By Rex HoggardJuly 21, 2018, 8:06 pm

CARNOUSTIE, Scotland – Following a breakthough season during which he won twice and collected the PGA Tour Rookie of the Year Award, Xander Schauffele concedes his sophomore campaign has been less than stellar, but that could all change on Sunday at The Open.

Schauffele followed a second-round 66 with a 67 on Saturday to take a share of the 9-under-par lead with Jordan Spieth and Kevin Kisner.

Although he hasn’t won in 2018, he did finish runner-up at The Players and tied for sixth at the U.S. Open, two of the year’s toughest tests.

Full-field scores from the 147th Open Championship

Full coverage of the 147th Open Championship

“Growing up, I always hit it well and played well in tough conditions,” Schauffele said. “I wasn't the guy to shoot 61. I was the guy to shoot like 70 when it was playing really hard.”

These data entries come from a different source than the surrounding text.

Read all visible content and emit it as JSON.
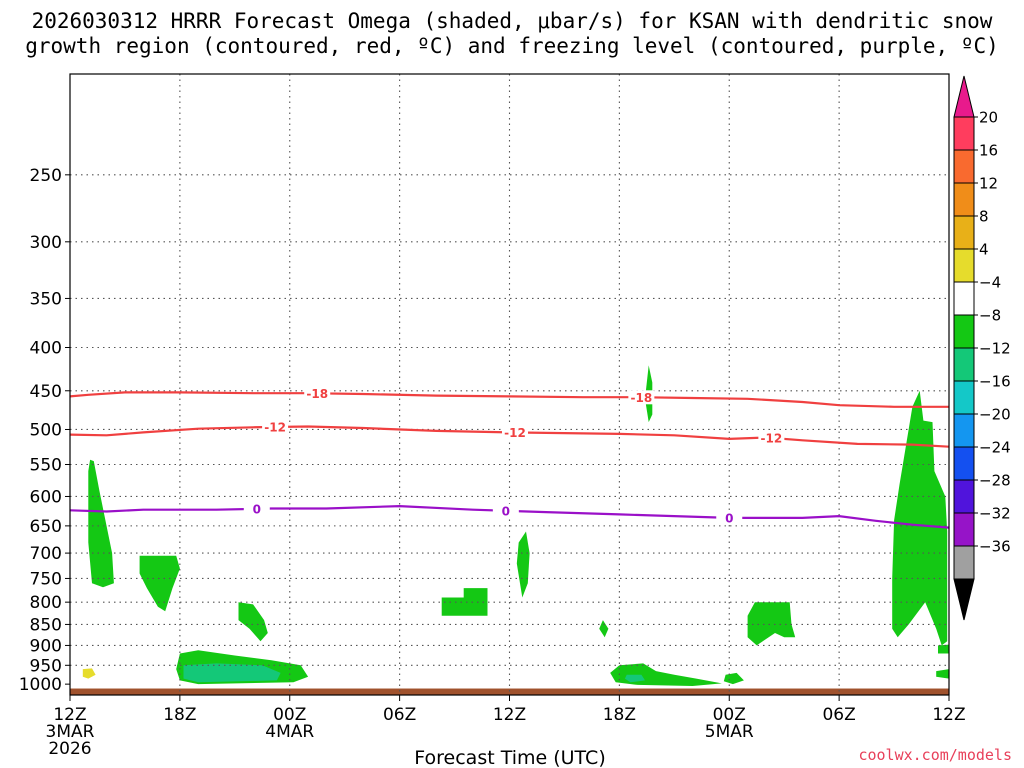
{
  "header": {
    "title_line1": "2026030312 HRRR Forecast Omega (shaded, μbar/s) for KSAN with dendritic snow",
    "title_line2": "growth region (contoured, red, ºC) and freezing level (contoured, purple, ºC)"
  },
  "footer": {
    "xlabel": "Forecast Time (UTC)",
    "credit": "coolwx.com/models"
  },
  "chart_data": {
    "type": "time-height cross section",
    "title": "2026030312 HRRR Forecast Omega (shaded, μbar/s) for KSAN with dendritic snow growth region (contoured, red, ºC) and freezing level (contoured, purple, ºC)",
    "xlabel": "Forecast Time (UTC)",
    "ylabel": "",
    "xlim_hours": [
      0,
      48
    ],
    "ylim_hPa": [
      1030,
      190
    ],
    "y_scale": "log-pressure",
    "grid": true,
    "y_ticks": [
      1000,
      950,
      900,
      850,
      800,
      750,
      700,
      650,
      600,
      550,
      500,
      450,
      400,
      350,
      300,
      250
    ],
    "x_ticks": [
      {
        "hour": 0,
        "label": "12Z",
        "sub": [
          "3MAR",
          "2026"
        ]
      },
      {
        "hour": 6,
        "label": "18Z",
        "sub": []
      },
      {
        "hour": 12,
        "label": "00Z",
        "sub": [
          "4MAR"
        ]
      },
      {
        "hour": 18,
        "label": "06Z",
        "sub": []
      },
      {
        "hour": 24,
        "label": "12Z",
        "sub": []
      },
      {
        "hour": 30,
        "label": "18Z",
        "sub": []
      },
      {
        "hour": 36,
        "label": "00Z",
        "sub": [
          "5MAR"
        ]
      },
      {
        "hour": 42,
        "label": "06Z",
        "sub": []
      },
      {
        "hour": 48,
        "label": "12Z",
        "sub": []
      }
    ],
    "colorbar": {
      "levels": [
        20,
        16,
        12,
        8,
        4,
        -4,
        -8,
        -12,
        -16,
        -20,
        -24,
        -28,
        -32,
        -36
      ],
      "colors": [
        "#ff3d5e",
        "#f96a2f",
        "#f08d19",
        "#e8b018",
        "#e6dc2c",
        "#ffffff",
        "#14c814",
        "#14c878",
        "#14c8c8",
        "#1496f0",
        "#1450f0",
        "#5014dc",
        "#9614c8",
        "#a0a0a0"
      ],
      "top_arrow_color": "#e81a8c",
      "bottom_arrow_color": "#000000"
    },
    "contours": [
      {
        "name": "-18",
        "color": "#f04040",
        "label": "-18",
        "points": [
          [
            0,
            457
          ],
          [
            1,
            455
          ],
          [
            3,
            452
          ],
          [
            6,
            452
          ],
          [
            10,
            453
          ],
          [
            13,
            453
          ],
          [
            16,
            454
          ],
          [
            20,
            456
          ],
          [
            24,
            457
          ],
          [
            28,
            458
          ],
          [
            31,
            458
          ],
          [
            34,
            459
          ],
          [
            37,
            460
          ],
          [
            40,
            464
          ],
          [
            42,
            468
          ],
          [
            45,
            470
          ],
          [
            48,
            470
          ]
        ],
        "label_hours": [
          13.5,
          31.2
        ]
      },
      {
        "name": "-12",
        "color": "#f04040",
        "label": "-12",
        "points": [
          [
            0,
            507
          ],
          [
            2,
            508
          ],
          [
            4,
            504
          ],
          [
            7,
            499
          ],
          [
            10,
            497
          ],
          [
            13,
            496
          ],
          [
            16,
            498
          ],
          [
            20,
            502
          ],
          [
            24,
            504
          ],
          [
            27,
            505
          ],
          [
            30,
            506
          ],
          [
            33,
            508
          ],
          [
            36,
            513
          ],
          [
            38,
            511
          ],
          [
            40,
            515
          ],
          [
            43,
            520
          ],
          [
            46,
            521
          ],
          [
            48,
            524
          ]
        ],
        "label_hours": [
          11.2,
          24.3,
          38.3
        ]
      },
      {
        "name": "0",
        "color": "#9a10c8",
        "label": "0",
        "points": [
          [
            0,
            623
          ],
          [
            2,
            625
          ],
          [
            4,
            622
          ],
          [
            8,
            622
          ],
          [
            11,
            620
          ],
          [
            14,
            620
          ],
          [
            18,
            616
          ],
          [
            22,
            622
          ],
          [
            26,
            626
          ],
          [
            30,
            630
          ],
          [
            33,
            633
          ],
          [
            36,
            636
          ],
          [
            40,
            636
          ],
          [
            42,
            633
          ],
          [
            44,
            641
          ],
          [
            46,
            648
          ],
          [
            48,
            653
          ]
        ],
        "label_hours": [
          10.2,
          23.8,
          36.0
        ]
      }
    ],
    "omega_shading": [
      {
        "value": -8,
        "polygon": [
          [
            1.1,
            543
          ],
          [
            1.3,
            545
          ],
          [
            1.6,
            590
          ],
          [
            2.3,
            700
          ],
          [
            2.4,
            760
          ],
          [
            1.8,
            768
          ],
          [
            1.2,
            760
          ],
          [
            1.0,
            680
          ],
          [
            1.0,
            560
          ]
        ]
      },
      {
        "value": -8,
        "polygon": [
          [
            3.8,
            705
          ],
          [
            5.8,
            705
          ],
          [
            6.0,
            730
          ],
          [
            5.6,
            770
          ],
          [
            5.2,
            820
          ],
          [
            4.8,
            810
          ],
          [
            4.2,
            770
          ],
          [
            3.8,
            740
          ]
        ]
      },
      {
        "value": -8,
        "polygon": [
          [
            9.2,
            800
          ],
          [
            10.0,
            805
          ],
          [
            10.6,
            840
          ],
          [
            10.8,
            870
          ],
          [
            10.4,
            890
          ],
          [
            9.8,
            860
          ],
          [
            9.2,
            840
          ]
        ]
      },
      {
        "value": -8,
        "polygon": [
          [
            6.0,
            920
          ],
          [
            7.0,
            912
          ],
          [
            9.0,
            925
          ],
          [
            11.0,
            937
          ],
          [
            12.6,
            950
          ],
          [
            13.0,
            980
          ],
          [
            12.2,
            995
          ],
          [
            7.0,
            1000
          ],
          [
            6.0,
            990
          ],
          [
            5.8,
            960
          ]
        ]
      },
      {
        "value": -12,
        "polygon": [
          [
            6.2,
            950
          ],
          [
            8.0,
            945
          ],
          [
            10.5,
            950
          ],
          [
            11.5,
            970
          ],
          [
            11.3,
            990
          ],
          [
            7.0,
            995
          ],
          [
            6.2,
            985
          ]
        ]
      },
      {
        "value": -8,
        "polygon": [
          [
            20.3,
            790
          ],
          [
            21.5,
            790
          ],
          [
            21.5,
            770
          ],
          [
            22.8,
            770
          ],
          [
            22.8,
            830
          ],
          [
            20.3,
            830
          ]
        ]
      },
      {
        "value": -8,
        "polygon": [
          [
            24.5,
            680
          ],
          [
            24.9,
            660
          ],
          [
            25.1,
            700
          ],
          [
            25.0,
            760
          ],
          [
            24.7,
            790
          ],
          [
            24.4,
            720
          ]
        ]
      },
      {
        "value": -8,
        "polygon": [
          [
            29.1,
            840
          ],
          [
            29.4,
            860
          ],
          [
            29.2,
            880
          ],
          [
            28.9,
            860
          ]
        ]
      },
      {
        "value": -8,
        "polygon": [
          [
            31.6,
            420
          ],
          [
            31.8,
            440
          ],
          [
            31.8,
            480
          ],
          [
            31.6,
            490
          ],
          [
            31.4,
            460
          ]
        ]
      },
      {
        "value": -8,
        "polygon": [
          [
            30.0,
            950
          ],
          [
            31.3,
            945
          ],
          [
            32.0,
            965
          ],
          [
            33.0,
            975
          ],
          [
            34.2,
            985
          ],
          [
            35.6,
            998
          ],
          [
            34.0,
            1005
          ],
          [
            31.0,
            1002
          ],
          [
            29.8,
            995
          ],
          [
            29.5,
            970
          ]
        ]
      },
      {
        "value": -12,
        "polygon": [
          [
            30.4,
            975
          ],
          [
            31.2,
            975
          ],
          [
            31.4,
            990
          ],
          [
            30.6,
            995
          ],
          [
            30.3,
            985
          ]
        ]
      },
      {
        "value": -8,
        "polygon": [
          [
            35.8,
            975
          ],
          [
            36.4,
            970
          ],
          [
            36.8,
            990
          ],
          [
            36.2,
            1000
          ],
          [
            35.7,
            992
          ]
        ]
      },
      {
        "value": -8,
        "polygon": [
          [
            37.0,
            830
          ],
          [
            37.4,
            800
          ],
          [
            39.3,
            800
          ],
          [
            39.4,
            850
          ],
          [
            39.6,
            880
          ],
          [
            39.0,
            880
          ],
          [
            38.5,
            870
          ],
          [
            37.5,
            900
          ],
          [
            37.0,
            880
          ]
        ]
      },
      {
        "value": -8,
        "polygon": [
          [
            46.6,
            488
          ],
          [
            47.1,
            490
          ],
          [
            47.2,
            560
          ],
          [
            47.8,
            600
          ],
          [
            47.9,
            660
          ],
          [
            47.9,
            890
          ],
          [
            47.6,
            900
          ],
          [
            47.3,
            860
          ],
          [
            46.7,
            800
          ],
          [
            45.8,
            850
          ],
          [
            45.2,
            880
          ],
          [
            44.9,
            860
          ],
          [
            44.9,
            750
          ],
          [
            45.0,
            640
          ],
          [
            45.3,
            580
          ],
          [
            45.6,
            530
          ],
          [
            46.0,
            470
          ],
          [
            46.4,
            450
          ]
        ]
      },
      {
        "value": -8,
        "polygon": [
          [
            47.4,
            900
          ],
          [
            48.0,
            898
          ],
          [
            48.0,
            920
          ],
          [
            47.4,
            920
          ]
        ]
      },
      {
        "value": -8,
        "polygon": [
          [
            47.3,
            965
          ],
          [
            48.0,
            960
          ],
          [
            48.0,
            985
          ],
          [
            47.3,
            980
          ]
        ]
      },
      {
        "value": 4,
        "polygon": [
          [
            0.7,
            960
          ],
          [
            1.2,
            958
          ],
          [
            1.4,
            975
          ],
          [
            1.0,
            985
          ],
          [
            0.7,
            980
          ]
        ]
      }
    ],
    "terrain": {
      "color": "#a0522d",
      "top_hPa": 1012
    }
  }
}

Sunday’s pairing could make things even more challenging when he’ll head out in the day’s final tee time with Spieth, the defending champion. But being the underdog in a pairing, like he was on Saturday alongside Rory McIlroy, is not a problem.

“All the guys I've talked to said, 'Live it up while you can, fly under the radar,'” he said. “Today I played in front of what you call Rory's crowd and guys were just yelling all the time, even while he's trying to putt, and he had to step off a few times. No one was yelling at me while I was putting. So I kind of enjoy just hanging back and relaxing.”